Cette technologie, plus souvent utilisée dans les travaux de conservation marine, a été introduite par l'African Wildlife Foundation en partenariat avec le gouvernement rwandais. Il vise à élaborer une liste de toutes les espèces du pays. Cela contribuera à protéger la biodiversité menacée par le changement climatique et la croissance démographique.
« Nous avons choisi l'eDNA comme nouvelle technologie pour apporter des solutions et compléter les méthodes existantes utilisées dans la surveillance écologique », a déclaré Patrick Nsabimana, directeur national de la fondation pour le Rwanda.
Depuis des décennies, la surveillance de la biodiversité repose sur des pièges photographiques, qui fonctionnent lorsque les animaux déclenchent leurs capteurs, et sur les observations des gardes forestiers.
Mais c'est un défi dans des terrains accidentés comme les montagnes des Virunga qui sont au cœur du Parc National des Volcans, qui couvre une partie du Rwanda, de l'Ouganda et du Congo. Le manque de sécurité dans la zone frontalière peut également limiter les mouvements des gardes.
Nsabimana a déclaré que l’eDNA constitue une approche de surveillance rentable dans les grands écosystèmes tels que les Virunga. Les échantillons sont prélevés dans des endroits tels que des étangs en aval, susceptibles de contenir des traces d'animaux sur des terrains plus élevés. Ensuite, ils sont testés.
« Avec un seul échantillon, vous pouvez détecter plusieurs espèces, mammifères, oiseaux, amphibiens et bien d'autres », a déclaré Deogratias Tuyisingize, un chercheur sur la biodiversité basé au Rwanda au sein du Dian Fossey Gorilla Fund, qui est également impliqué dans le projet.
Il a déclaré qu'une combinaison de méthodes traditionnelles et de nouvelles technologies est nécessaire pour garantir que toutes les espèces soient surveillées. En raison des ravins abrupts et des flancs de montagnes, « nous sommes sûrs qu’il nous manquait certaines espèces ».
Avoir une meilleure idée de l'endroit où se trouvent les espèces menacées pourrait également aider à patrouiller contre les braconniers, ont déclaré les responsables du projet.
La capacité de générer un large aperçu de la biodiversité est essentielle pour la conservation, d’autant plus que le Rwanda agrandit certains de ses parcs nationaux en réhabilitant des terres autrefois agricoles.
« Nous pouvons voir comment les espèces colonisent ces sites au fil du temps », a déclaré Tuyisingize.
Cela permet aux défenseurs de l’environnement de mesurer le succès par le retour d’espèces rares ou menacées et offre des alertes précoces sur les espèces envahissantes.
La technologie eDNA n’est pas sans limites. Il ne peut pas estimer de manière fiable combien d’animaux sont présents dans un écosystème. Et l’ADN peut persister longtemps après le départ d’une espèce.

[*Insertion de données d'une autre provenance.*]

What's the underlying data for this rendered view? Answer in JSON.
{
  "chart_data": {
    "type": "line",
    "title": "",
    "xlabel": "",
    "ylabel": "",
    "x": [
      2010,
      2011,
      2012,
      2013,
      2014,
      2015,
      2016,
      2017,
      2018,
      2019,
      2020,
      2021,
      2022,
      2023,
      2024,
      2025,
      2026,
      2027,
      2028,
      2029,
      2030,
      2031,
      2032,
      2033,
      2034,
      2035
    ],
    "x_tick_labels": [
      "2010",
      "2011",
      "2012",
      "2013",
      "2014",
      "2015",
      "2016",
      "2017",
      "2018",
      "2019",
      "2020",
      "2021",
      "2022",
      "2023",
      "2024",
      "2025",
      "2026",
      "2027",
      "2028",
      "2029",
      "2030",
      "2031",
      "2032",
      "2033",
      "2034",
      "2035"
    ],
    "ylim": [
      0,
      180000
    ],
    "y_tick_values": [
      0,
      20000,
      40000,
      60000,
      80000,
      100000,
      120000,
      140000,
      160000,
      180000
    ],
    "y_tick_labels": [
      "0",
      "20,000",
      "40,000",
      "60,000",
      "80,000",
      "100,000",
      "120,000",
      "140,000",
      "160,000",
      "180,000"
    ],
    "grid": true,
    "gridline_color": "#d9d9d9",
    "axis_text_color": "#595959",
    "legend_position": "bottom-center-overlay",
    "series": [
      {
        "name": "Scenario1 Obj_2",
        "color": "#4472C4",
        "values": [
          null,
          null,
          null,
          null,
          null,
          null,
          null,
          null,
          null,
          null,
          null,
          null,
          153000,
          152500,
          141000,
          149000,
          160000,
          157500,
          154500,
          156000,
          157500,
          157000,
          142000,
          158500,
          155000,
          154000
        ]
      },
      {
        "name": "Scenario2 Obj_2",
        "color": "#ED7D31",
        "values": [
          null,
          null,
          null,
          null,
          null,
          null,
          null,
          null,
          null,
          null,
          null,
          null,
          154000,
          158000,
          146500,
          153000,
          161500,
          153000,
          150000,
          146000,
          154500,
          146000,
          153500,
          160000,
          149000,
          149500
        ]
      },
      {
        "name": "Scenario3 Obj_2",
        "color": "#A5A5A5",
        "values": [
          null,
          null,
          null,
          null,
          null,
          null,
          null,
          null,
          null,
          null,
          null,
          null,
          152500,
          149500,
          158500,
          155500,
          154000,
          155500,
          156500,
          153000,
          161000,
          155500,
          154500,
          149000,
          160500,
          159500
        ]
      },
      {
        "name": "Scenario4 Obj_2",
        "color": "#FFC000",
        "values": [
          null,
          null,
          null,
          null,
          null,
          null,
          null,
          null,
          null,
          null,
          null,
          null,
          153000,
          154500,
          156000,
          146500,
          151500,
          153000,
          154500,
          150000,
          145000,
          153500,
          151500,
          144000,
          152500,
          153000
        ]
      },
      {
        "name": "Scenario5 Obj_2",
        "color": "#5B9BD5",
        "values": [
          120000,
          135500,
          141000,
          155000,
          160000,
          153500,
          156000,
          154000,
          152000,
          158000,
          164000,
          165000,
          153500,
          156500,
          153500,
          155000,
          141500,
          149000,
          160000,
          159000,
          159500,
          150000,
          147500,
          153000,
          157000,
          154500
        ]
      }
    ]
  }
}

Pouvoir traiter des échantillons au Rwanda constitue également un défi, car les premiers échantillons du projet ont dû être envoyés en Europe pour analyse.
Joshua Newton, qui a mené des recherches sur l'ADNe pour le laboratoire de traces et d'ADN environnemental de l'université Curtin, a déclaré que les défis incluent également le stockage au froid pour conserver les échantillons d'ADN et garantir que les échantillons ne sont pas contaminés.
Les lacunes dans les données constituent un autre problème. L’Afrique dispose de bibliothèques de référence génétiques relativement limitées, malgré des décennies de travail de conservation sur le continent, ce qui rend plus difficile la correspondance des échantillons d’ADN avec des espèces connues.
La plupart des bibliothèques de référence génétique proviennent d'Europe et d'Amérique, a déclaré James Munyawera, spécialiste du laboratoire du Dian Fossey Gorilla Fund.
Les chercheurs construisent désormais des bases de données spécifiques à chaque région.
Le projet du Parc National des Volcans a également commencé à former les résidents des communautés locales, ainsi que les gardes forestiers, à participer en collectant des échantillons.
Musambi écrit pour Associated Press.